La stature exceptionnelle de chef d’État d’Hafez al-Assad, volontiers salué comme le «Bismarck des Arabes» sachant de manière implacable exécuter ses desseins avec patience et obstination, procure à la plupart des Syriens un réel sentiment de sécurité. Aussi n’est-il pas étonnant qu’après la tenue du VIIIe congrès du Baas (5-20 janv. 1985), qui renouvelle son appareil dirigeant, le président syrien reçoive un troisième mandat (10 févr.), avec 99,9 p. 100 des voix. Le 8 avril, Abdel Raouf al-Kassem forme son troisième gouvernement de trente-quatre membres, dont seize sont nouveaux, comprenant vingt-deux baassistes. Un an plus tard, en février 1986, les élections législatives n’attirent que 42 p. 100 du corps électoral. Le Baas continue de dominer l’Assemblée avec 129 députés, les autres sièges étant partagés entre ses alliés, au sein du Front national progressiste. En mars, puis tout au long du mois d’avril 1986, une nouvelle campagne d’attentats se développe sur l’ensemble du territoire syrien. Des Frères musulmans, dont un courant «repenti» a bénéficié d’une amnistie (janv. 1985), sont arrêtés. L’Irak, «aidé par Israël et les États-Unis», est mis en cause. Les Palestiniens du Fath de Yasser Arafat et le Mouvement de l’unité islamique (libanais) de Tripoli sont aussi accusés d’aider les islamistes. En fait, il semble bien que les actions résultent davantage des effets de la politique syrienne au Liban et d’un regain de tension entre l’Irak et la Syrie que de causes purement internes. L’aggravation de la crise économique et financière que connaît le pays n’est pas, non plus, de nature à satisfaire une population dont le niveau de vie, pour les plus démunis, n’a fait que régresser.
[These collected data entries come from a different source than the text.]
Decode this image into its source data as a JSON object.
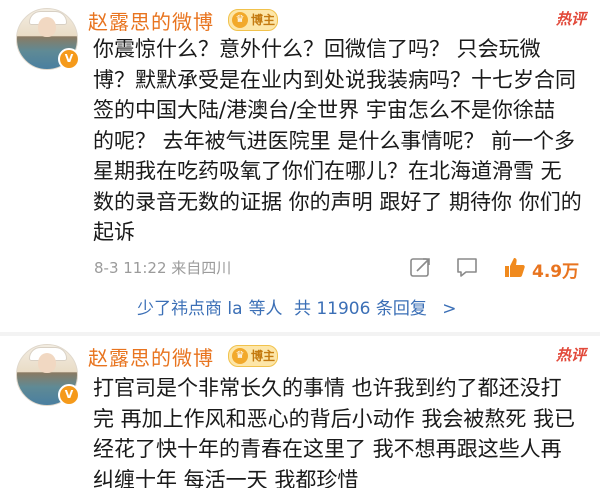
{
  "comments": [
    {
      "author": "赵露思的微博",
      "badge": "博主",
      "hot_label": "热评",
      "text": "你震惊什么？意外什么？回微信了吗？ 只会玩微\n博？默默承受是在业内到处说我装病吗？十七岁合同\n签的中国大陆/港澳台/全世界  宇宙怎么不是你徐喆\n的呢？ 去年被气进医院里 是什么事情呢？ 前一个多\n星期我在吃药吸氧了你们在哪儿？在北海道滑雪 无\n数的录音无数的证据 你的声明 跟好了 期待你 你们的\n起诉",
      "time": "8-3 11:22",
      "source": "来自四川",
      "likes": "4.9万",
      "reply_link": {
        "prefix": "少了祎点商 la",
        "middle": "等人",
        "count": "共 11906 条回复",
        "chevron": ">"
      }
    },
    {
      "author": "赵露思的微博",
      "badge": "博主",
      "hot_label": "热评",
      "text": "打官司是个非常长久的事情 也许我到约了都还没打\n完 再加上作风和恶心的背后小动作 我会被熬死 我已\n经花了快十年的青春在这里了 我不想再跟这些人再\n纠缠十年 每活一天 我都珍惜"
    }
  ],
  "icons": {
    "share": "share-icon",
    "comment": "comment-icon",
    "like": "thumbs-up-icon",
    "verified": "verified-v-icon"
  },
  "colors": {
    "author": "#e8741f",
    "hot": "#e24a3b",
    "link": "#3b6fb6",
    "meta": "#9b9b9b"
  }
}
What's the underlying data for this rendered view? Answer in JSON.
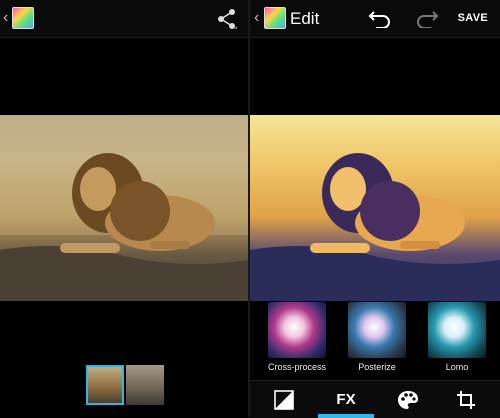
{
  "left_pane": {
    "thumbnails": [
      "lion-photo",
      "zebra-photo"
    ]
  },
  "right_pane": {
    "title": "Edit",
    "save_label": "SAVE",
    "fx_filters": [
      {
        "label": "Cross-process"
      },
      {
        "label": "Posterize"
      },
      {
        "label": "Lomo"
      }
    ],
    "tabs": [
      {
        "name": "exposure",
        "label": ""
      },
      {
        "name": "fx",
        "label": "FX"
      },
      {
        "name": "color",
        "label": ""
      },
      {
        "name": "crop",
        "label": ""
      }
    ]
  },
  "colors": {
    "accent": "#33b5e5",
    "bar": "#0a0a0a"
  },
  "icons": [
    "chevron-left-icon",
    "gallery-app-icon",
    "share-icon",
    "undo-icon",
    "redo-icon",
    "brightness-icon",
    "palette-icon",
    "crop-icon"
  ]
}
C’est la persistance de ces difficultés économiques et financières qui conduit, une fois de plus, le général Assad, à remanier son gouvernement. Le 26 octobre 1987, le Parlement, au terme d’une campagne menée contre l’incurie et la corruption, censure les ministres du Ravitaillement et de l’Industrie, entraînant la démission du Premier ministre, Abdel Raouf al-Kassem, en place depuis 1980. Mahmoud al-Zuhbi, ingénieur agronome et président du Parlement, est désigné pour lui succéder. Au sein du nouveau gouvernement, quatorze ministres, responsables plus spécialement des secteurs économiques, sont chargés de moraliser l’appareil administratif et de lutter contre la hausse des prix.
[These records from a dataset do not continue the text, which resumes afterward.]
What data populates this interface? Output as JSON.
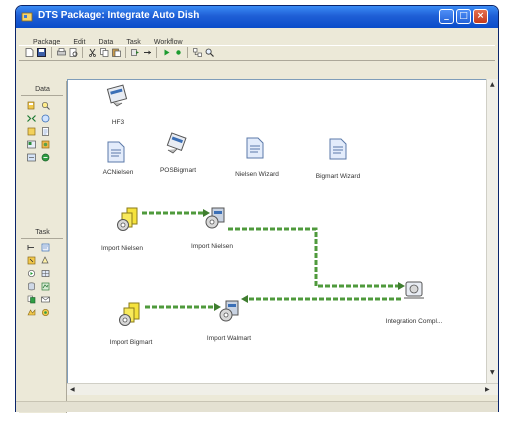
{
  "window": {
    "title": "DTS Package: Integrate Auto Dish"
  },
  "menu": [
    "Package",
    "Edit",
    "Data",
    "Task",
    "Workflow"
  ],
  "palette": {
    "data_label": "Data",
    "task_label": "Task"
  },
  "canvas": {
    "objects": [
      {
        "id": "hf3",
        "label": "HF3",
        "icon": "connection-icon"
      },
      {
        "id": "acnielsen",
        "label": "ACNielsen",
        "icon": "text-file-icon"
      },
      {
        "id": "posbigmart",
        "label": "POSBigmart",
        "icon": "connection-icon"
      },
      {
        "id": "nielsen-wizard",
        "label": "Nielsen Wizard",
        "icon": "text-file-icon"
      },
      {
        "id": "bigmart-wizard",
        "label": "Bigmart Wizard",
        "icon": "text-file-icon"
      },
      {
        "id": "import-nielsen-1",
        "label": "Import Nielsen",
        "icon": "package-task-icon"
      },
      {
        "id": "import-nielsen-2",
        "label": "Import Nielsen",
        "icon": "transform-task-icon"
      },
      {
        "id": "integration",
        "label": "Integration Compl...",
        "icon": "integration-task-icon"
      },
      {
        "id": "import-bigmart",
        "label": "Import Bigmart",
        "icon": "package-task-icon"
      },
      {
        "id": "import-walmart",
        "label": "Import Walmart",
        "icon": "transform-task-icon"
      }
    ]
  },
  "colors": {
    "titlebar": "#1f5fd6",
    "workflow_arrow": "#4f9a3c"
  }
}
Fermeté dans le conflit israélo-arabe

Après la guerre de Palestine (1948-1949), la vie politique damascène s’ordonne autour du conflit israélo-arabe. Depuis trente ans, les Syriens, le regard fixé de manière obsessionnelle sur la frontière sud-est qui les sépare des Israéliens, vivent en état de guerre. Le conflit de juin 1967 les prive du Golan et de Kuneitra, mettant Damas à portée des canons ennemis. Refusant tout compromis sur les conditions d’une évacuation de ses territoires occupés, la Syrie prépare secrètement, de concert avec l’Égypte, la revanche.
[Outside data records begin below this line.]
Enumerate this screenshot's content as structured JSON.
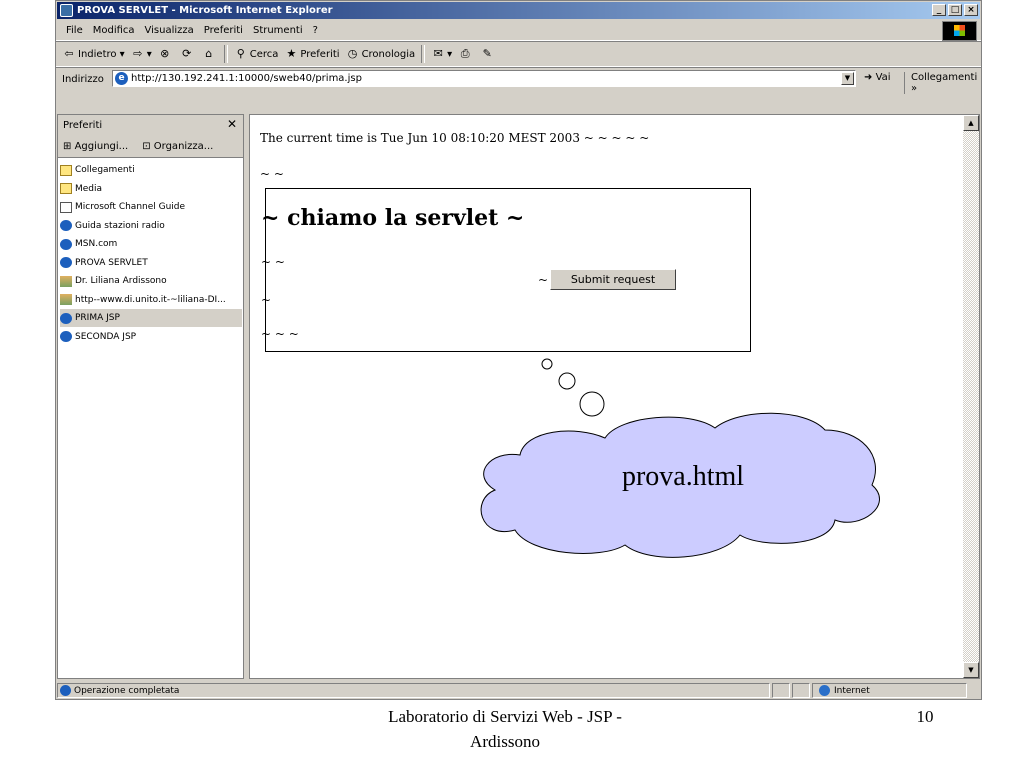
{
  "window": {
    "title": "PROVA SERVLET - Microsoft Internet Explorer",
    "btn_min": "_",
    "btn_max": "□",
    "btn_close": "×"
  },
  "menu": [
    "File",
    "Modifica",
    "Visualizza",
    "Preferiti",
    "Strumenti",
    "?"
  ],
  "toolbar": {
    "back": "Indietro",
    "search": "Cerca",
    "favorites": "Preferiti",
    "history": "Cronologia"
  },
  "address": {
    "label": "Indirizzo",
    "url": "http://130.192.241.1:10000/sweb40/prima.jsp",
    "go": "Vai",
    "links": "Collegamenti"
  },
  "sidebar": {
    "title": "Preferiti",
    "add": "Aggiungi...",
    "organize": "Organizza...",
    "items": [
      {
        "label": "Collegamenti",
        "icon": "folder-icon"
      },
      {
        "label": "Media",
        "icon": "folder-icon"
      },
      {
        "label": "Microsoft Channel Guide",
        "icon": "doc-icon"
      },
      {
        "label": "Guida stazioni radio",
        "icon": "ie-icon"
      },
      {
        "label": "MSN.com",
        "icon": "ie-icon"
      },
      {
        "label": "PROVA SERVLET",
        "icon": "ie-icon"
      },
      {
        "label": "Dr. Liliana Ardissono",
        "icon": "image-icon"
      },
      {
        "label": "http--www.di.unito.it-~liliana-DI...",
        "icon": "image-icon"
      },
      {
        "label": "PRIMA JSP",
        "icon": "ie-icon"
      },
      {
        "label": "SECONDA JSP",
        "icon": "ie-icon"
      }
    ],
    "selected_index": 8
  },
  "page": {
    "time_text": "The current time is Tue Jun 10 08:10:20 MEST 2003 ~ ~ ~ ~ ~",
    "tilde2": "~ ~",
    "heading": "~ chiamo la servlet ~",
    "row1": "~ ~",
    "submit_prefix": "~",
    "submit_label": "Submit request",
    "row2": "~",
    "row3": "~ ~ ~"
  },
  "cloud": {
    "text": "prova.html",
    "fill": "#ccccff"
  },
  "status": {
    "text": "Operazione completata",
    "zone": "Internet"
  },
  "footer": {
    "line1": "Laboratorio di Servizi Web - JSP -",
    "line2": "Ardissono",
    "page_number": "10"
  }
}
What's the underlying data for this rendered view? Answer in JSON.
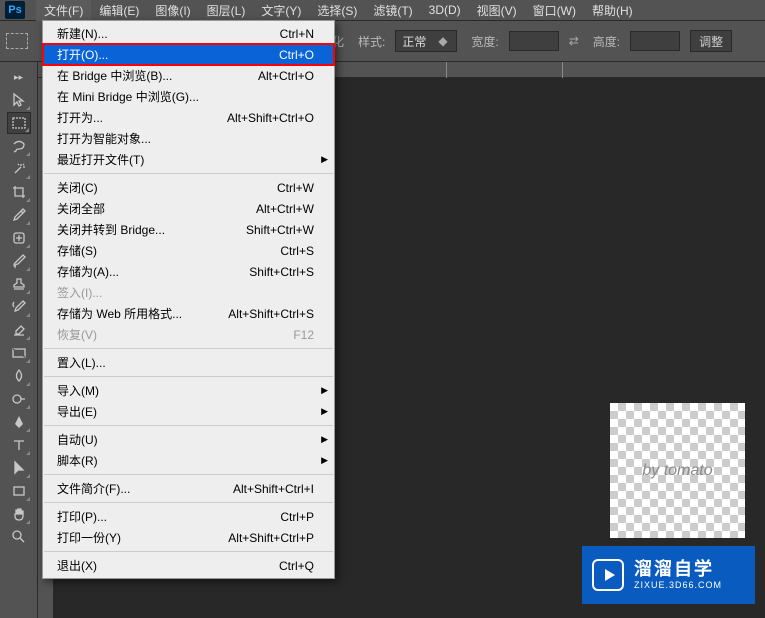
{
  "menubar": {
    "items": [
      "文件(F)",
      "编辑(E)",
      "图像(I)",
      "图层(L)",
      "文字(Y)",
      "选择(S)",
      "滤镜(T)",
      "3D(D)",
      "视图(V)",
      "窗口(W)",
      "帮助(H)"
    ],
    "active_index": 0
  },
  "toolbar": {
    "feather_label": "化",
    "style_label": "样式:",
    "style_value": "正常",
    "width_label": "宽度:",
    "height_label": "高度:",
    "adjust_btn": "调整"
  },
  "file_menu": [
    {
      "label": "新建(N)...",
      "shortcut": "Ctrl+N"
    },
    {
      "label": "打开(O)...",
      "shortcut": "Ctrl+O",
      "highlighted": true
    },
    {
      "label": "在 Bridge 中浏览(B)...",
      "shortcut": "Alt+Ctrl+O"
    },
    {
      "label": "在 Mini Bridge 中浏览(G)..."
    },
    {
      "label": "打开为...",
      "shortcut": "Alt+Shift+Ctrl+O"
    },
    {
      "label": "打开为智能对象..."
    },
    {
      "label": "最近打开文件(T)",
      "submenu": true
    },
    {
      "sep": true
    },
    {
      "label": "关闭(C)",
      "shortcut": "Ctrl+W"
    },
    {
      "label": "关闭全部",
      "shortcut": "Alt+Ctrl+W"
    },
    {
      "label": "关闭并转到 Bridge...",
      "shortcut": "Shift+Ctrl+W"
    },
    {
      "label": "存储(S)",
      "shortcut": "Ctrl+S"
    },
    {
      "label": "存储为(A)...",
      "shortcut": "Shift+Ctrl+S"
    },
    {
      "label": "签入(I)...",
      "disabled": true
    },
    {
      "label": "存储为 Web 所用格式...",
      "shortcut": "Alt+Shift+Ctrl+S"
    },
    {
      "label": "恢复(V)",
      "shortcut": "F12",
      "disabled": true
    },
    {
      "sep": true
    },
    {
      "label": "置入(L)..."
    },
    {
      "sep": true
    },
    {
      "label": "导入(M)",
      "submenu": true
    },
    {
      "label": "导出(E)",
      "submenu": true
    },
    {
      "sep": true
    },
    {
      "label": "自动(U)",
      "submenu": true
    },
    {
      "label": "脚本(R)",
      "submenu": true
    },
    {
      "sep": true
    },
    {
      "label": "文件简介(F)...",
      "shortcut": "Alt+Shift+Ctrl+I"
    },
    {
      "sep": true
    },
    {
      "label": "打印(P)...",
      "shortcut": "Ctrl+P"
    },
    {
      "label": "打印一份(Y)",
      "shortcut": "Alt+Shift+Ctrl+P"
    },
    {
      "sep": true
    },
    {
      "label": "退出(X)",
      "shortcut": "Ctrl+Q"
    }
  ],
  "watermark": "by tomato",
  "brand": {
    "main": "溜溜自学",
    "sub": "ZIXUE.3D66.COM"
  }
}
Le 6 octobre 1973, pour la première fois, l’initiative est du côté arabe. Tandis que, sur le front occidental, l’armée égyptienne franchit le canal de Suez, les divisions syriennes surprennent les forces adverses dans le Golan. Cette percée ne résiste pourtant pas à la contre-offensive des Israéliens, dont l’aviation, entre le 9 et le 10, bombarde systématiquement les points vitaux, militaires et économiques, du territoire syrien. La progression israélienne est stoppée à une quarantaine de kilomètres seulement de Damas sans que l’arrivée de renforts irakiens, saoudiens, koweitiens et jordaniens modifie la situation. L’acceptation, le 22 octobre, d’un cessez-le-feu par l’Égypte laisse la Syrie seule. Le 24, elle doit consentir à son tour à faire taire les armes.

Le bilan de la guerre est catastrophique: 510 kilomètres carrés supplémentaires de territoires perdus dans le Golan, 7 700 morts, 1 200 chars détruits, des dégâts estimés à 1 800 millions de dollars, mais aussi l’amère déception pour tout un peuple mobilisé d’avoir été abandonné par l’Égypte. La Syrie est tentée de poursuivre seule la guerre, mais la défection égyptienne et l’appui apporté par l’Union soviétique – d’où lui vient le support logistique – au cessez-le-feu demandé par le Conseil de sécurité font renoncer le général Assad à ce pari, sans doute suicidaire.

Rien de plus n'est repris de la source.